La facilitation des systèmes intensifs évoquée plus haut peut aussi dégrader leur image auprès de la société. Les animaux ainsi élevés et parqués seraient alors plus perçus comme des marchandises exploitables pour des intérêts humains que comme des animaux dotés d’une personnalité à part entière.
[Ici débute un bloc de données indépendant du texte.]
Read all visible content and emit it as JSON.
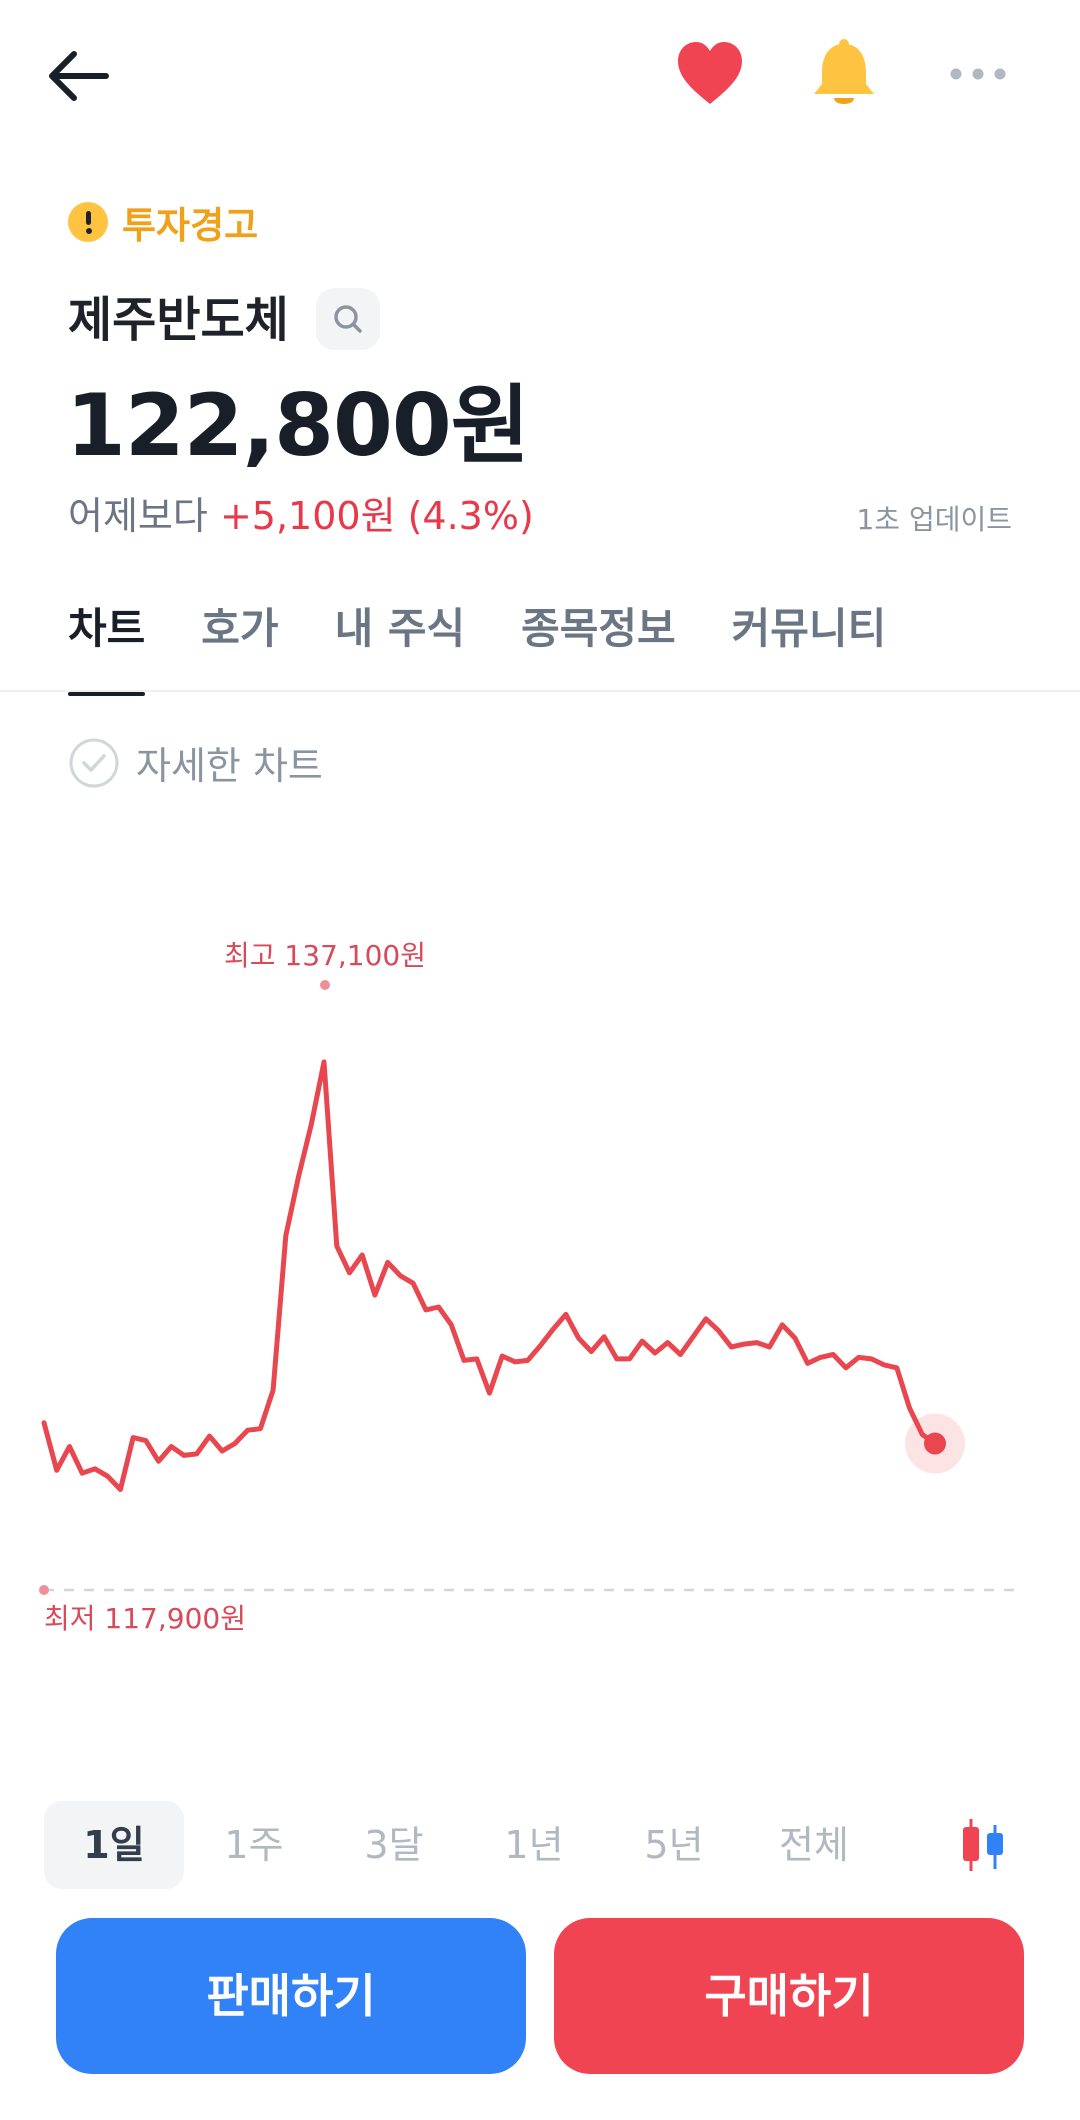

Les systèmes d’élevage de précision sont axés sur l’augmentation de l’efficacité de production, pour en limiter les coûts et nourrir plus facilement la population mondiale. Or, ceci est loin d’être vérifié, car la question de la faim dans le monde n’est pas strictement agricole et agronomique, mais résolument politique. La première cause de la faim reste les guerres et autres situations politiques extrêmes ; et la seconde, le gaspillage. Les systèmes d’élevage de précision ne modifient pas non plus les pratiques d’élevage et leur impacts négatifs sur l‘environnement, comme les pollutions diverses ou la consommation démesurée d’eau. Par effet rebond, ces systèmes n’auront-ils pas dès lors tendance à accentuer de tels impacts ?

Un autre article récent conclut : « non, améliorer le bien-être des animaux dans les systèmes intensifs n’est pas possible », ces systèmes visant justement « une productivité maximale par unité de surface », exactement le même but poursuivi par l’élevage de précision et les modifications génétiques. Les auteurs affirment, en outre, que « la réduction de la taille des fermes est nécessaire pour concevoir des systèmes respectueux du bien-être des animaux » : « pour que ces systèmes soient viables, il faut réduire le niveau de spécialisation des élevages et des animaux », et « réduire cette spécialisation implique l’utilisation d’animaux génétiquement différents, moins productifs, mais plus résistants et valorisant mieux des aliments peu riches » [7].